I enjoy driving, I’m a good driver. I became a good driver when I lived in Boston where the drivers are all daredevils; round-abouts/rotary intersections add to the challenge. The up side of Boston drivers is that they are alert. Sandwiched within my Boston driving was a year in Calcutta where I shared the road with lorries, bullock carts, push carts, bicycles, pedestrians, cows, goats, water buffalo, taxis, religious processions, and other cars. And as befits a former British colony, traffic moved on the left side, although any open space was fair game. Everybody’s envelope of self-protection was located at their skin, no additional protective distance existed, or seemed to be needed.

San Francisco drivers, on the other hand, are asleep. At a four-way stop, people behave as if they don’t know the rules of giving way to the car on the right or the car that arrived at the intersection first. Worse are the drivers who think there is a stop sign when there is none. In the neighborhoods, drivers breeze right through four-way stops as if there were no stop sign.

Drivers are not helped by the fact that traffic engineers seem to think stop signs should have trees in front of them so that one cannot see the sign. Thank goodness for the large STOP in the traffic lanes at the intersection.

Few drivers think of others on the road. They stop to pick someone up, drop someone off, or deliver a package without pulling over. They stop right in the travel lane so that the cars behind them have to try to go around, without being hit by the cars behind them also trying to get around the stopped car. This happens even when there is open space in the parking lane next to the curb. MANNERS, folks!

And the traffic engineers were remiss in the redesign of Castro Street between Market and 18th Streets, having only one lane of travel. They should have eliminated parking spaces so that delivery trucks would not have to stop in the single travel lane to unload cases of beer or deliver or pick up foodstuffs or packages. HELLO?! There is a line of cars here in this single travel lane that cannot move.

And while I’m on Castro, that new striping in rainbow colors at the 18th Street intersection has dark thin stripes going the wrong way so that when pedestrians cross, it does not interrupt the pattern, catch the driver’s eye as striping going the other way, the “normal” way, does.

I often drive across town before or at dawn. Too many pedestrians and bicyclists act as if there are no cars on the road, and they all seem to wear dark colors, the bicycles without lights or even reflectors. No wonder pedestrians and cyclists get hit and hurt and even die. WE CANNOT SEE YOU, FOLKS!!! You blend into the darkness and you do not look to see if a car is coming. Yes, pedestrians have the right of way, but if you’re dead or severely injured, that doesn’t count for much.

Cars should be designed with two additional and distinctive horn sounds, less startling than the main horn.
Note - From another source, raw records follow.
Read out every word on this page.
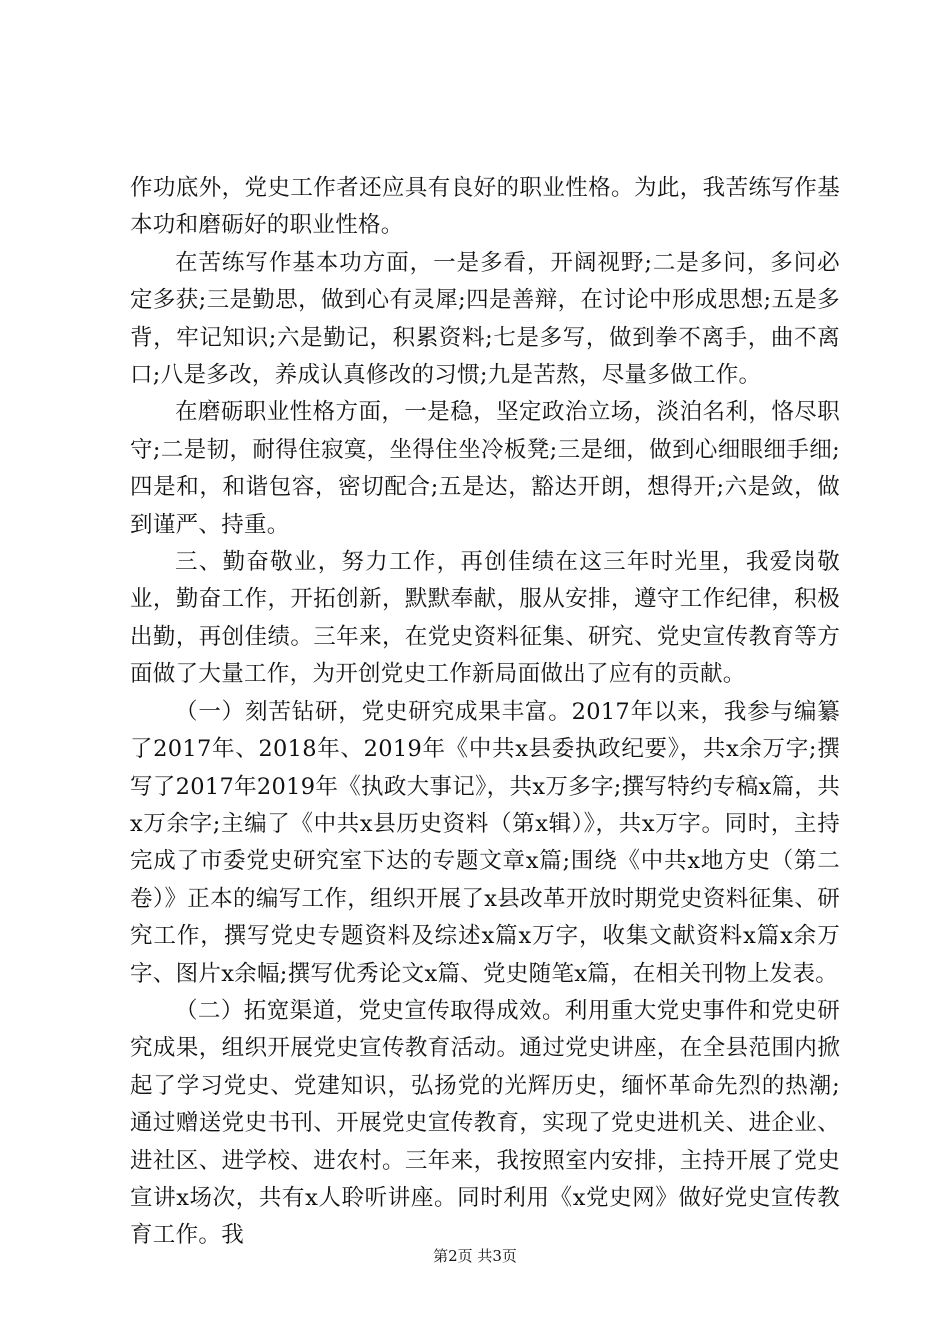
作功底外，党史工作者还应具有良好的职业性格。为此，我苦练写作基本功和磨砺好的职业性格。

在苦练写作基本功方面，一是多看，开阔视野;二是多问，多问必定多获;三是勤思，做到心有灵犀;四是善辩，在讨论中形成思想;五是多背，牢记知识;六是勤记，积累资料;七是多写，做到拳不离手，曲不离口;八是多改，养成认真修改的习惯;九是苦熬，尽量多做工作。

在磨砺职业性格方面，一是稳，坚定政治立场，淡泊名利，恪尽职守;二是韧，耐得住寂寞，坐得住坐冷板凳;三是细，做到心细眼细手细;四是和，和谐包容，密切配合;五是达，豁达开朗，想得开;六是敛，做到谨严、持重。

三、勤奋敬业，努力工作，再创佳绩在这三年时光里，我爱岗敬业，勤奋工作，开拓创新，默默奉献，服从安排，遵守工作纪律，积极出勤，再创佳绩。三年来，在党史资料征集、研究、党史宣传教育等方面做了大量工作，为开创党史工作新局面做出了应有的贡献。

（一）刻苦钻研，党史研究成果丰富。2017年以来，我参与编纂了2017年、2018年、2019年《中共x县委执政纪要》，共x余万字;撰写了2017年2019年《执政大事记》，共x万多字;撰写特约专稿x篇，共x万余字;主编了《中共x县历史资料（第x辑）》，共x万字。同时，主持完成了市委党史研究室下达的专题文章x篇;围绕《中共x地方史（第二卷）》正本的编写工作，组织开展了x县改革开放时期党史资料征集、研究工作，撰写党史专题资料及综述x篇x万字，收集文献资料x篇x余万字、图片x余幅;撰写优秀论文x篇、党史随笔x篇，在相关刊物上发表。

（二）拓宽渠道，党史宣传取得成效。利用重大党史事件和党史研究成果，组织开展党史宣传教育活动。通过党史讲座，在全县范围内掀起了学习党史、党建知识，弘扬党的光辉历史，缅怀革命先烈的热潮;通过赠送党史书刊、开展党史宣传教育，实现了党史进机关、进企业、进社区、进学校、进农村。三年来，我按照室内安排，主持开展了党史宣讲x场次，共有x人聆听讲座。同时利用《x党史网》做好党史宣传教育工作。我

第2页 共3页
One would mean “Go ahead,” the other, “I’m coming through.” I call this invention “Toot sweet” (tout de suite).

To borrow from Google, a message to people who use the roads: Don’t be evil. Or as they used to say in the olden days, “Mind your manners.” Xenia, Ohio used to have a sign that said “Merge with courtesy.” Actually, so many things in life would be much better if people internalized these cautionary phrases.